Schools and hospitals worried about fire risk in the wake of the Grenfell disaster are being urged to make use of the Government’s building material testing facility.
A Number 10 spokesman today said the Department for Communities and Local Government, which is co-ordinating checks on potentially flammable materials on buildings across the country, has the capacity to test 100 samples every day.
Sixty high-rise buildings in 25 local authority areas have so far failed fire cladding safety checks and 800 homes in Camden were evacuated on Friday due to fears over another potentially fatal blaze.
Councils and landlords who have not yet sent material samples for testing were asked to do so “immediately” on Monday, with the Government pledging to provide results within hours.
“Any local authorities or public bodies who have concerns should carry out checks and we will test the material for them,” the spokesman said.
“But we can only carry out tests as quick as we get the material in.”

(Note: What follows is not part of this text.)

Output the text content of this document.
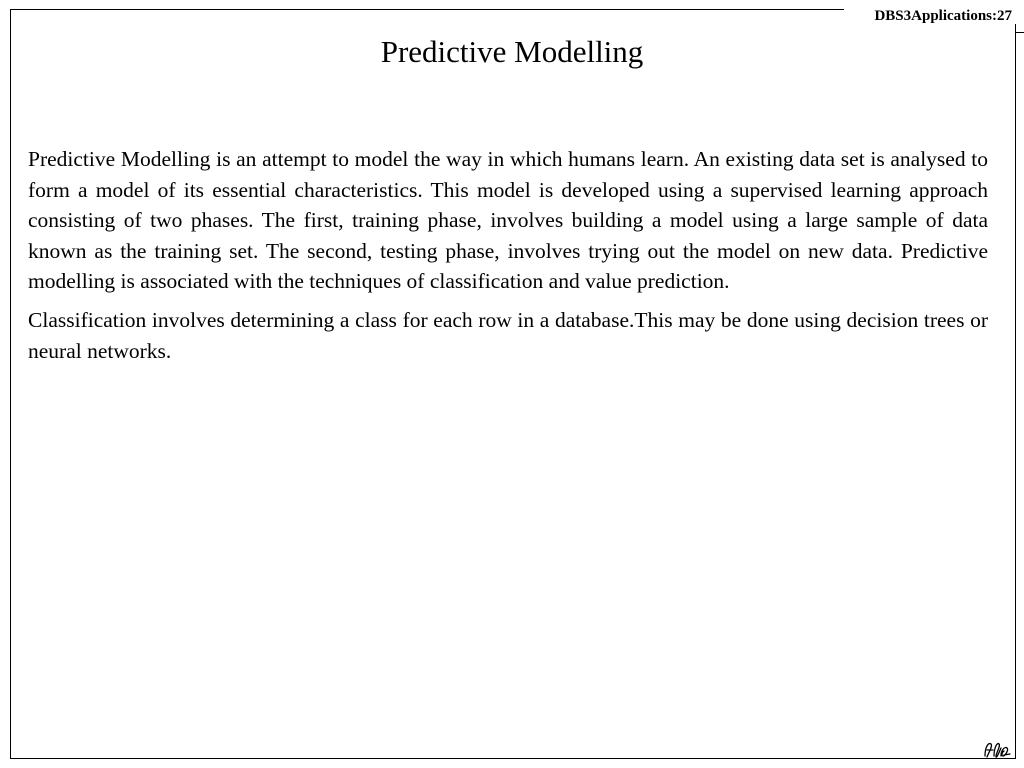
DBS3Applications:27
Predictive Modelling

Predictive Modelling is an attempt to model the way in which humans learn. An existing data set is analysed to form a model of its essential characteristics. This model is developed using a supervised learning approach consisting of two phases. The first, training phase, involves building a model using a large sample of data known as the training set. The second, testing phase, involves trying out the model on new data. Predictive modelling is associated with the techniques of classification and value prediction.

Classification involves determining a class for each row in a database.This may be done using decision trees or neural networks.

The public inquiry into the Grenfell incident, in which at least 79 people are believed to have died, will also examine how so much potentially flammable material came to be used on buildings across the country.
The DCLG said Doncaster, Norwich, Stockton-on-Tees and Sunderland all had buildings that failed tests, while Manchester, Plymouth and Portsmouth have already been named.
Plymouth Sutton and Devonport MP Luke Pollard said 24-hour fire safety patrols had been set up in the affected buildings in his ward, while Camden Council leader Georgia Gould said she would knock on doors herself to persuade people still occupying 120 households in the evacuated Chalcots Estate in north London to leave their homes for their own safety.
Islington, Lambeth and Wandsworth joined Barnet, Brent, Camden and Hounslow are on the growing list of London boroughs with buildings that are potentially dangerous, while 11 other areas are yet to be named.
Downing Street said last week the 600 tower blocks in England encased in cladding were not necessarily the same type of material as was installed on Grenfell Tower. Hundreds of inspections are still to take place in the aftermath of the fire.